Conventional Bonds vs. Islamic Bonds (Sukuk)

Conventional bonds include corporate bonds sold by corporations and Treasury bonds sold by the government. These are considered debt investments.

Basically, the investor is making a loan to a corporation or the government. The investor will receive a principal payment after the bond matures, or expires, but will also receive regular interest payments during the life of the bond. Because of these interest payments, or coupon payments, conventional bonds are not considered halal, or permissible, investments according to Islam.

There is another option for Muslims, though, called sukuk. Sukuk are sometimes called Islamic bonds. Sukuk are typically sold by foreign governments or companies. As with conventional bonds, these governments and companies sell sukuk to raise capital, promising to pay back the principal amount, but they also pay out small distributions during the life of the sukuk. These aren’t fixed or guaranteed amounts, so technically it’s not an interest payment.

Sukuk are completely asset-backed, and those assets are being used to generate the income that allows for the distribution payments. Additionally, there is shared risk between the entity selling the sukuk and the investor.
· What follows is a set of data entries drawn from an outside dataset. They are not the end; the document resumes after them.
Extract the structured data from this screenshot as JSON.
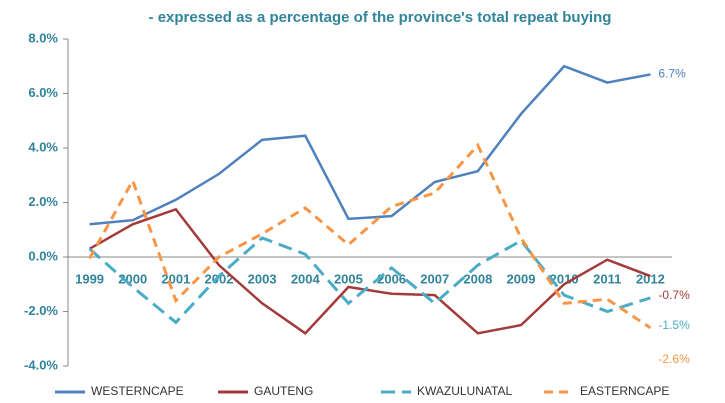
{
  "chart_data": {
    "type": "line",
    "subtitle": "- expressed as a percentage  of the province's total repeat buying",
    "categories": [
      "1999",
      "2000",
      "2001",
      "2002",
      "2003",
      "2004",
      "2005",
      "2006",
      "2007",
      "2008",
      "2009",
      "2010",
      "2011",
      "2012"
    ],
    "ylim": [
      -4,
      8
    ],
    "yticks": [
      {
        "value": -4,
        "label": "-4.0%"
      },
      {
        "value": -2,
        "label": "-2.0%"
      },
      {
        "value": 0,
        "label": "0.0%"
      },
      {
        "value": 2,
        "label": "2.0%"
      },
      {
        "value": 4,
        "label": "4.0%"
      },
      {
        "value": 6,
        "label": "6.0%"
      },
      {
        "value": 8,
        "label": "8.0%"
      }
    ],
    "legend": "bottom",
    "series": [
      {
        "name": "WESTERNCAPE",
        "color": "#4f81bd",
        "dash": "solid",
        "values": [
          1.2,
          1.35,
          2.1,
          3.05,
          4.3,
          4.45,
          1.4,
          1.5,
          2.75,
          3.15,
          5.25,
          7.0,
          6.4,
          6.7
        ],
        "value_labels": [
          null,
          null,
          null,
          null,
          null,
          null,
          null,
          null,
          null,
          null,
          null,
          null,
          null,
          "6.7%"
        ]
      },
      {
        "name": "GAUTENG",
        "color": "#a33b3b",
        "dash": "solid",
        "values": [
          0.3,
          1.2,
          1.75,
          -0.3,
          -1.7,
          -2.8,
          -1.1,
          -1.35,
          -1.4,
          -2.8,
          -2.5,
          -1.0,
          -0.1,
          -0.7
        ],
        "value_labels": [
          null,
          null,
          null,
          null,
          null,
          null,
          null,
          null,
          null,
          null,
          null,
          null,
          null,
          "-0.7%"
        ]
      },
      {
        "name": "KWAZULUNATAL",
        "color": "#4bacc6",
        "dash": "long",
        "values": [
          0.3,
          -1.1,
          -2.4,
          -0.7,
          0.7,
          0.1,
          -1.7,
          -0.4,
          -1.7,
          -0.3,
          0.6,
          -1.4,
          -2.0,
          -1.5
        ],
        "value_labels": [
          null,
          null,
          null,
          null,
          null,
          null,
          null,
          null,
          null,
          null,
          null,
          null,
          null,
          "-1.5%"
        ]
      },
      {
        "name": "EASTERNCAPE",
        "color": "#f79646",
        "dash": "short",
        "values": [
          -0.05,
          2.8,
          -1.6,
          0.0,
          0.85,
          1.8,
          0.45,
          1.85,
          2.35,
          4.1,
          0.7,
          -1.7,
          -1.55,
          -2.6
        ],
        "value_labels": [
          null,
          null,
          null,
          null,
          null,
          null,
          null,
          null,
          null,
          null,
          null,
          null,
          null,
          "-2.6%"
        ]
      }
    ]
  }
}
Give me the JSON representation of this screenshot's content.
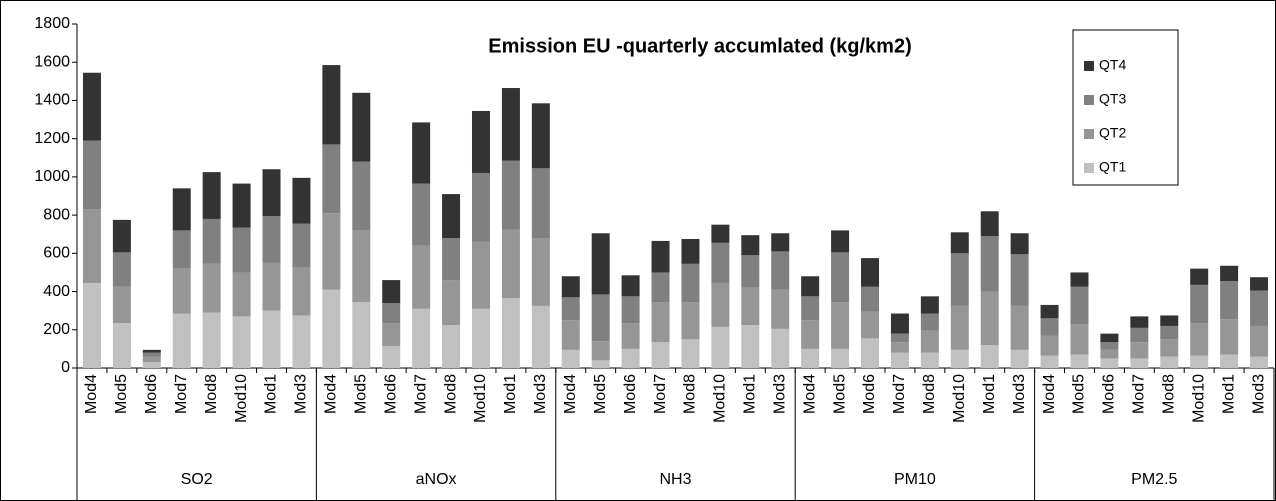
{
  "chart_data": {
    "type": "stacked-bar",
    "title": "Emission EU -quarterly accumlated (kg/km2)",
    "categories": [
      "Mod4",
      "Mod5",
      "Mod6",
      "Mod7",
      "Mod8",
      "Mod10",
      "Mod1",
      "Mod3",
      "Mod4",
      "Mod5",
      "Mod6",
      "Mod7",
      "Mod8",
      "Mod10",
      "Mod1",
      "Mod3",
      "Mod4",
      "Mod5",
      "Mod6",
      "Mod7",
      "Mod8",
      "Mod10",
      "Mod1",
      "Mod3",
      "Mod4",
      "Mod5",
      "Mod6",
      "Mod7",
      "Mod8",
      "Mod10",
      "Mod1",
      "Mod3",
      "Mod4",
      "Mod5",
      "Mod6",
      "Mod7",
      "Mod8",
      "Mod10",
      "Mod1",
      "Mod3"
    ],
    "category_groups": [
      "SO2",
      "aNOx",
      "NH3",
      "PM10",
      "PM2.5"
    ],
    "series": [
      {
        "name": "QT1",
        "color": "#c0c0c0",
        "values": [
          445,
          235,
          30,
          285,
          290,
          270,
          300,
          275,
          410,
          345,
          115,
          310,
          225,
          310,
          365,
          325,
          95,
          40,
          100,
          135,
          150,
          215,
          225,
          205,
          100,
          100,
          155,
          80,
          80,
          95,
          120,
          95,
          65,
          70,
          50,
          50,
          60,
          65,
          70,
          60
        ]
      },
      {
        "name": "QT2",
        "color": "#969696",
        "values": [
          385,
          190,
          30,
          235,
          255,
          230,
          250,
          250,
          400,
          375,
          120,
          330,
          235,
          350,
          360,
          355,
          155,
          100,
          135,
          210,
          195,
          230,
          195,
          205,
          150,
          245,
          140,
          55,
          115,
          230,
          280,
          230,
          105,
          160,
          45,
          85,
          90,
          170,
          185,
          160
        ]
      },
      {
        "name": "QT3",
        "color": "#808080",
        "values": [
          360,
          180,
          20,
          200,
          235,
          235,
          245,
          230,
          360,
          360,
          105,
          325,
          220,
          360,
          360,
          365,
          120,
          245,
          140,
          155,
          200,
          210,
          170,
          200,
          125,
          260,
          130,
          45,
          90,
          275,
          290,
          270,
          90,
          195,
          40,
          75,
          70,
          200,
          200,
          185
        ]
      },
      {
        "name": "QT4",
        "color": "#333333",
        "values": [
          355,
          170,
          15,
          220,
          245,
          230,
          245,
          240,
          415,
          360,
          120,
          320,
          230,
          325,
          380,
          340,
          110,
          320,
          110,
          165,
          130,
          95,
          105,
          95,
          105,
          115,
          150,
          105,
          90,
          110,
          130,
          110,
          70,
          75,
          45,
          60,
          55,
          85,
          80,
          70
        ]
      }
    ],
    "ylim": [
      0,
      1800
    ],
    "yticks": [
      0,
      200,
      400,
      600,
      800,
      1000,
      1200,
      1400,
      1600,
      1800
    ],
    "grid": false,
    "legend": "top-right"
  }
}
Sukuk are considered a capital preservation investment. Sukuk provide a great way to diversify one’s portfolio so you have money invested in something other than the stock market. They won’t have high returns, but are relatively safe and definitely a better option than letting your money sit in the bank and lose value because of inflation. If you are setting aside money for a down payment on something or a college education, sukuk might be the right choice for you.